How is the 1896 plague remembered, or commemorated if at all, in contemporary Mumbai? Does it retain any place in public memory, and is anyone (artists, intellectuals, others) making connections between 1896 and 2020?
A curious feature of the major pandemics that have afflicted Mumbai in the past is how little trace they have left in the public consciousness.
Although both the bubonic plague (1896-1914) and influenza (1918-19) were significant events in the city’s history, they scarcely figure in popular histories. The impact of the plague on Mumbai is to be discerned more firmly in its built environment than in the realm of public memory. However, there are signs that things may be changing. In 2018, the Mumbai-based artist Ranjit Kandalgaonkar put together a fascinating visual representation of the bubonic plague using archival materials from the Wellcome Collection in London. And the current pandemic appears to have stimulated public interest in the history of previous pandemics in the city.

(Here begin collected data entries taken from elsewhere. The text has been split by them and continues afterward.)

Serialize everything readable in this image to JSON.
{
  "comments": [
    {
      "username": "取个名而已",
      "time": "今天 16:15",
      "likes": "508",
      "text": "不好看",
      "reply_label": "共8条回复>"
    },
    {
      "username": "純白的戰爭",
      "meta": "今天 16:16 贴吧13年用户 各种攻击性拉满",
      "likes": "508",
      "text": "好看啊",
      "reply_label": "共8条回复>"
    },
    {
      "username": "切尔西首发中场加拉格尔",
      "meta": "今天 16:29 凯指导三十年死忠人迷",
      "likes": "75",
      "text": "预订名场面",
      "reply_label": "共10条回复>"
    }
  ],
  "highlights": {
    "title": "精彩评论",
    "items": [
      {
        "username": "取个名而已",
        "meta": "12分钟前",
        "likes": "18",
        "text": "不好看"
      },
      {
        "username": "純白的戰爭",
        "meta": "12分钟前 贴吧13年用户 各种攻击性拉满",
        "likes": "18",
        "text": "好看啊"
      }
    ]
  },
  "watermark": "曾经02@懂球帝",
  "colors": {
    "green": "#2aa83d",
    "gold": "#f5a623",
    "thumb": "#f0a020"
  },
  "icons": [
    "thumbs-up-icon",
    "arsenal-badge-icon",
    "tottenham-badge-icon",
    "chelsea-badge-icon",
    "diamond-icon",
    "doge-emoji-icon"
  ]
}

I have a colleague who’s writing a single-volume history of the United States at the moment, and he has told me how difficult it is to avoid delving into the numerous epidemics and public health crises as he writes American history from the perspective of 2020. How do you think the Covid-19 pandemic might change the kinds of questions and themes that are addressed by historians of colonial and post-colonial South Asia?
I think the answer to this question depends on how severe and consequential the impact of Covid-19 proves to be in the long run. Like other crises that have befallen Indian cities in the past, this pandemic has already exposed the structural fault lines within society. It has revealed the glaring inadequacies of the Indian state and the country’s ramshackle and underfunded public health infrastructure.

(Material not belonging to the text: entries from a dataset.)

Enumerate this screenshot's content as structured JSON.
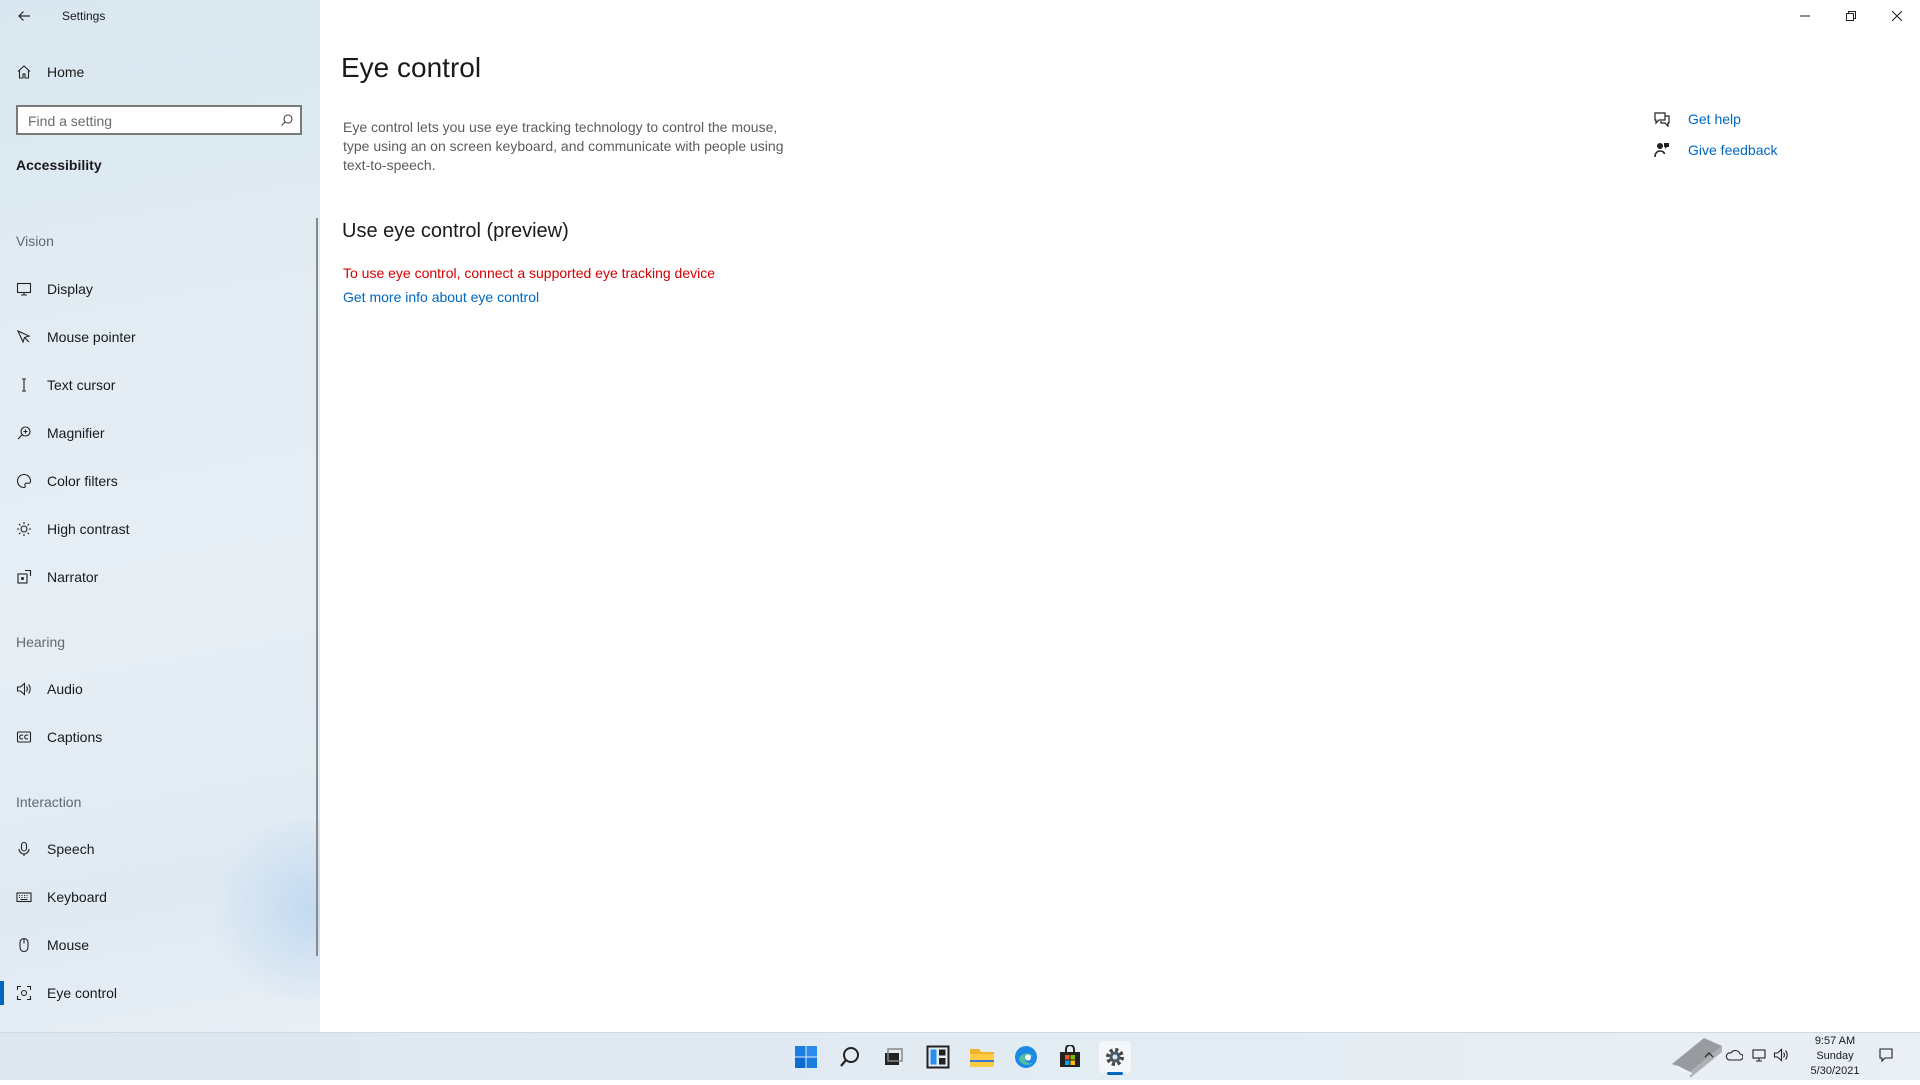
{
  "window": {
    "app_title": "Settings"
  },
  "sidebar": {
    "home_label": "Home",
    "search_placeholder": "Find a setting",
    "category_title": "Accessibility",
    "sections": [
      {
        "header": "Vision",
        "items": [
          {
            "label": "Display",
            "icon": "monitor-icon"
          },
          {
            "label": "Mouse pointer",
            "icon": "mouse-pointer-icon"
          },
          {
            "label": "Text cursor",
            "icon": "text-cursor-icon"
          },
          {
            "label": "Magnifier",
            "icon": "magnifier-icon"
          },
          {
            "label": "Color filters",
            "icon": "color-filters-icon"
          },
          {
            "label": "High contrast",
            "icon": "high-contrast-icon"
          },
          {
            "label": "Narrator",
            "icon": "narrator-icon"
          }
        ]
      },
      {
        "header": "Hearing",
        "items": [
          {
            "label": "Audio",
            "icon": "speaker-icon"
          },
          {
            "label": "Captions",
            "icon": "captions-icon"
          }
        ]
      },
      {
        "header": "Interaction",
        "items": [
          {
            "label": "Speech",
            "icon": "microphone-icon"
          },
          {
            "label": "Keyboard",
            "icon": "keyboard-icon"
          },
          {
            "label": "Mouse",
            "icon": "mouse-icon"
          },
          {
            "label": "Eye control",
            "icon": "eye-control-icon",
            "selected": true
          }
        ]
      }
    ]
  },
  "main": {
    "title": "Eye control",
    "description": "Eye control lets you use eye tracking technology to control the mouse, type using an on screen keyboard, and communicate with people using text-to-speech.",
    "section_title": "Use eye control (preview)",
    "error_text": "To use eye control, connect a supported eye tracking device",
    "more_info_link": "Get more info about eye control",
    "help_links": {
      "get_help": "Get help",
      "give_feedback": "Give feedback"
    }
  },
  "taskbar": {
    "apps": [
      "start-icon",
      "search-icon",
      "task-view-icon",
      "widgets-icon",
      "file-explorer-icon",
      "edge-icon",
      "store-icon",
      "settings-icon"
    ],
    "active_app": "settings-icon",
    "clock": {
      "time": "9:57 AM",
      "day": "Sunday",
      "date": "5/30/2021"
    }
  },
  "colors": {
    "accent": "#0067c0",
    "error": "#d40000",
    "sidebar_bg": "#e3edf3"
  }
}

It has brutally highlighted the precarity of migrant lives in Indian cities and the callousness with which urban elites deal with the labouring classes on whose services they depend. Equally, it has shown how crucially social networks – in particular, village, caste and kinship ties – mediate the relationship between city and countryside.
All of these features have longer histories that need to be recovered and told. The intellectual bifurcation between studies of colonial and postcolonial India needs to yield to more longue duree studies of migration, labour, governance, public health, and associational culture in the urban context that transcend the temporal break of 1947.
This article first appeared on the India China Institute’s website.